Este Jueves, día uno de Diciembre, ha fallecido mi única hermana, hemos sido cinco chicos más. Ello me lleva a reflexionar sobre la muerte.
Solemos honrar a nuestros difuntos con un funeral, al que asistimos generalmente por motivos de parentesco, amistad o cualquier otro motivo social, pero los creyentes sabemos que nuestra presencia allí sólo alcanza su pleno sentido si rezamos por la persona difunta.
Sobre la oración por los difuntos nos dice la Sagrada Escritura: «(el noble Judas) mandó hacer una colecta en las filas, recogiendo hasta dos mil dracmas, que envió a Jerusalén para ofrecer sacrificios por el pecado; obra digna y noble, inspirada en la esperanza de la resurrección; pues si no hubiera esperado que los muertos resucitarían, superfluo y vano era orar por ellos.

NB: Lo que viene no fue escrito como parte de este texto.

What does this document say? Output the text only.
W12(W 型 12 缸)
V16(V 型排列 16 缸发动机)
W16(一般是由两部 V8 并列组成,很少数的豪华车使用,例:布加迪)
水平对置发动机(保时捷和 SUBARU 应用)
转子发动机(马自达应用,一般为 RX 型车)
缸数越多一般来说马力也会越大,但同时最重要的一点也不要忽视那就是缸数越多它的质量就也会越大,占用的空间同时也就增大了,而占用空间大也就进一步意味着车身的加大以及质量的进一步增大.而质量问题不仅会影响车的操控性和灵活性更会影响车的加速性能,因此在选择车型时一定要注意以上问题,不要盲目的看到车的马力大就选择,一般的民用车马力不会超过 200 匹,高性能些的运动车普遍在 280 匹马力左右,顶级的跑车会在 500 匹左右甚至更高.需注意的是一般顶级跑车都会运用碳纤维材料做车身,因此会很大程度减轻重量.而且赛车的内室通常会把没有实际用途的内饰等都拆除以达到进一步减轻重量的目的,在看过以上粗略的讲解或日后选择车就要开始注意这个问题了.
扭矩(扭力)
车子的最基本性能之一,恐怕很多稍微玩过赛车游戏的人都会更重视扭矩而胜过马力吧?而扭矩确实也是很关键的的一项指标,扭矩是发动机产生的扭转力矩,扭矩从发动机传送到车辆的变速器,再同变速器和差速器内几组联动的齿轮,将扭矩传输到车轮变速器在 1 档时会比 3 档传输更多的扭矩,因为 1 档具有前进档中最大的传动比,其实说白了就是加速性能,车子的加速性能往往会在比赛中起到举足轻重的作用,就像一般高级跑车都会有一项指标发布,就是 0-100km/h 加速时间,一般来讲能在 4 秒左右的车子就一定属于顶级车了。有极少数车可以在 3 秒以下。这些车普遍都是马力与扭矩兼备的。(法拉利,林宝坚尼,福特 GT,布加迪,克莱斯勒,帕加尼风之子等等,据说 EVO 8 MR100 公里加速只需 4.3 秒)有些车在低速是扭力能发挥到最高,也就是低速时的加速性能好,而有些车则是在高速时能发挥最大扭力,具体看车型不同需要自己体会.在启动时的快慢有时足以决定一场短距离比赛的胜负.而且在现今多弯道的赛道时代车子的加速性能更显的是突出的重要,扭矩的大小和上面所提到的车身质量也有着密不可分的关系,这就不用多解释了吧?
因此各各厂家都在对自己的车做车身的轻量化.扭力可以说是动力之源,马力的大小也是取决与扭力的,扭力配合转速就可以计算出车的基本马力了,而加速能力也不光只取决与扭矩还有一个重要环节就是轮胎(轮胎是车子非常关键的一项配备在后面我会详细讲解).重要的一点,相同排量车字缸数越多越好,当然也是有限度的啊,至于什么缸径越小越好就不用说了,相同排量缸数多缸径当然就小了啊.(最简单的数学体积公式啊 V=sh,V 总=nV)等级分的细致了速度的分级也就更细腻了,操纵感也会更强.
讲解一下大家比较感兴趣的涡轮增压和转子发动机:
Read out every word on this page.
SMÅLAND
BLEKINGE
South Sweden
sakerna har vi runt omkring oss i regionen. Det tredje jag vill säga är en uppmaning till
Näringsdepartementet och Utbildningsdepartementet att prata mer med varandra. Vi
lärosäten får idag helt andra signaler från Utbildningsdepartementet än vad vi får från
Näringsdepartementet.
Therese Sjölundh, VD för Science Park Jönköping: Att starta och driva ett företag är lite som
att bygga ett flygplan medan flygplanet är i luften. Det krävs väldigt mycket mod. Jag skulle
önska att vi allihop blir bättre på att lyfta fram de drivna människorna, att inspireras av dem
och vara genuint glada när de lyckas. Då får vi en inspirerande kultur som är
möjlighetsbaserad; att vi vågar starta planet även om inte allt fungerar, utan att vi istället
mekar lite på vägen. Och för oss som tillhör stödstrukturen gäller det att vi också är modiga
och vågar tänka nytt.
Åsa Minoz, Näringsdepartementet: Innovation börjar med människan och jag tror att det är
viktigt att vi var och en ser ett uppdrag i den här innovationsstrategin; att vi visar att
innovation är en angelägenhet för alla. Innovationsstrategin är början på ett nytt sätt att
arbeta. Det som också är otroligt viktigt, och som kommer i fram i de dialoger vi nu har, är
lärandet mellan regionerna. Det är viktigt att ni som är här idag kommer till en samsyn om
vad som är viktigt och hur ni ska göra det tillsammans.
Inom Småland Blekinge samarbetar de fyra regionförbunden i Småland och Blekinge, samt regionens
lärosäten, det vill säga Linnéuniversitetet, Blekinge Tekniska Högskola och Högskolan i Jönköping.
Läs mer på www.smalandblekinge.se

Mas creía que a los muertos piadosamente les está reservada una magnífica recompensa. Obra santa y piadosa es orar por los muertos. Por eso hizo que fuesen expiados los muertos: para que fuesen absueltos de los pecados» (2 Mac 12,43-46).
Nuestra fe nos enseña que después de la muerte viene el Juicio de Dios, en el que se decide nuestro destino final de condena o salvación. Dios no es imparcial, está a favor nuestro, pero respeta nuestra libertad y por ello dice San Agustín: «El Dios que te creó sin ti no te salvará sin ti». Pero si estamos abiertos a la gracia de Dios, podemos esperar este Juicio con serena tranquilidad y esperanza. Como me dijo un moribundo muy creyente: «la muerte es cruzar una puerta, detrás de la cual está Dios, al que has recibido muchas veces en vida». Por supuesto que ante el Juicio de Dios, nuestra opinión vale poco, y por ello no me gusta convertir los funerales en canonizaciones del difunto, aunque hayamos tenido de él una inmejorable opinión.
Pero sucede además, que todos somos débiles pecadores y la muerte puede sorprendernos con faltas no excesivamente importantes, pero que hemos de purificar, como sucede en la oración de 2 Mac. Ello hace que el Purgatorio sea una realidad y que el rezar por quienes allí se encuentran sea lo mejor que podemos hacer por ellas y lo que más nos van a agradecer.
Y aunque he dicho que no me gusta hacer hagiografías de los difuntos, voy a contar algo que he contado en otras ocasiones, pero sin decir la protagonista mientras vivió y porque creo que puede ser de interés para muchos. Me contó mi hermana que en el Colegio les pusieron la siguiente redacción: «¿Qué esperáis de la vida?». Ella contestó brevísimamente en la redacción seguramente más corta de su vida: «Amar y ser amada». Años más tarde, una de sus compañeras, monja misionera, le comentó: «No tienes ni idea de lo que tu redacción influyó en mi vida».
Ojalá nos planteemos todos cuál es el sentido de nuestra vida y lleguemos a tener ideas así de claras sobre para qué estoy en este mundo. Me contó un amigo que haciendo un Master surgíó en clase esta pregunta a gente que rondaba en su mayoría los cuarenta años. Me dijo: «fuera de mí, católico practicante, y un protestante, los demás no tenían ni idea». Y es que la fe es un don de Dios que ilumina nuestras vidas y hemos de pedirle a Dios que nos conceda su gracia para aceptarla y saber así tener una orientación clara de nuestra tarea en este mundo.